Decomposition isn’t the whole story. Representation choices and training dynamics matter too. But when people call an architecture novel, the novelty almost always sits in the coupling. Anderson had rational analysis. Sun had dual-process theory. Fisher had category utility. Ellis had wake-sleep with library compression. Each invented a reason to connect these parts in this order.
The algorithms are cheap to look up. They have names. The composition is expensive to discover.
The Parts Bin
The Parts Bin makes the lookup explicit.

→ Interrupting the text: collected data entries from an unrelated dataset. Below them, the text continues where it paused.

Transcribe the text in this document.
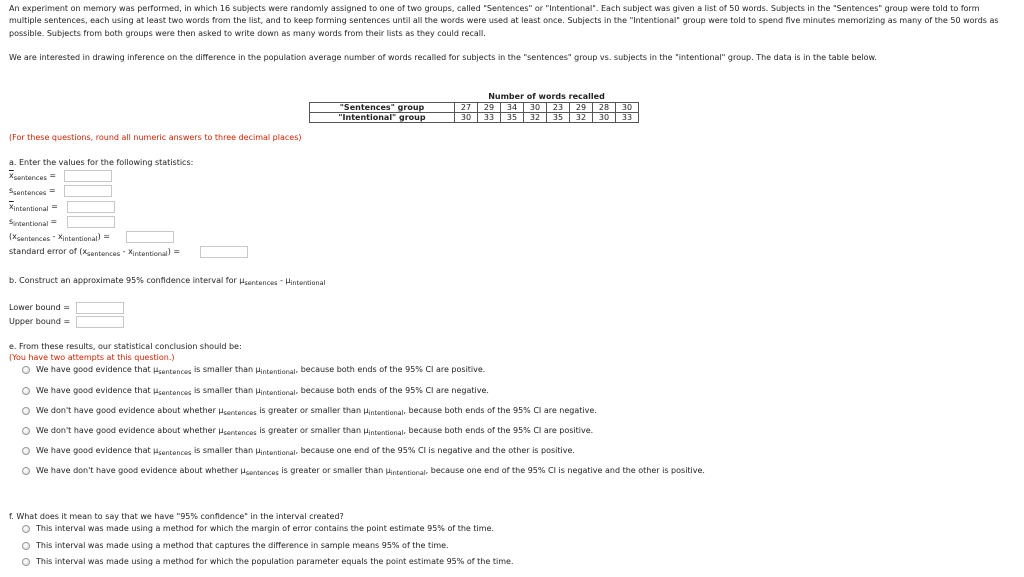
An experiment on memory was performed, in which 16 subjects were randomly assigned to one of two groups, called "Sentences" or "Intentional". Each subject was given a list of 50 words. Subjects in the "Sentences" group were told to form multiple sentences, each using at least two words from the list, and to keep forming sentences until all the words were used at least once. Subjects in the "Intentional" group were told to spend five minutes memorizing as many of the 50 words as possible. Subjects from both groups were then asked to write down as many words from their lists as they could recall.
We are interested in drawing inference on the difference in the population average number of words recalled for subjects in the "sentences" group vs. subjects in the "intentional" group. The data is in the table below.
	Number of words recalled							
"Sentences" group	27	29	34	30	23	29	28	30
"Intentional" group	30	33	35	32	35	32	30	33
(For these questions, round all numeric answers to three decimal places)
a. Enter the values for the following statistics:
$\overline{x}_{sentences}$ =
$s_{sentences}$ =
$\overline{x}_{intentional}$ =
$s_{intentional}$ =
$(x_{sentences} - x_{intentional})$ =
standard error of $(x_{sentences} - x_{intentional})$ =
b. Construct an approximate 95% confidence interval for $\mu_{sentences} - \mu_{intentional}$
Lower bound =
Upper bound =
e. From these results, our statistical conclusion should be:
(You have two attempts at this question.)
We have good evidence that $\mu_{sentences}$ is smaller than $\mu_{intentional}$, because both ends of the 95% CI are positive.
We have good evidence that $\mu_{sentences}$ is smaller than $\mu_{intentional}$, because both ends of the 95% CI are negative.
We don't have good evidence about whether $\mu_{sentences}$ is greater or smaller than $\mu_{intentional}$, because both ends of the 95% CI are negative.
We don't have good evidence about whether $\mu_{sentences}$ is greater or smaller than $\mu_{intentional}$, because both ends of the 95% CI are positive.
We have good evidence that $\mu_{sentences}$ is smaller than $\mu_{intentional}$, because one end of the 95% CI is negative and the other is positive.
We have don't have good evidence about whether $\mu_{sentences}$ is greater or smaller than $\mu_{intentional}$, because one end of the 95% CI is negative and the other is positive.
f. What does it mean to say that we have "95% confidence" in the interval created?
This interval was made using a method for which the margin of error contains the point estimate 95% of the time.
This interval was made using a method that captures the difference in sample means 95% of the time.
This interval was made using a method for which the population parameter equals the point estimate 95% of the time.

Six roles, six data structures, thirty-six cells. Each cell lists the algorithms that satisfy that role’s contract over that structure.
If you’re building a cognitive architecture, you don’t need to invent algorithms. You need to:
- Diagnose which roles your architecture is missing.
- Look up which algorithms fill those roles in the grid.
- Wire them together — that’s your contribution.
The algorithms have names because someone already did the hard work. What’s left is the wiring. That’s the architecture. That’s yours to invent.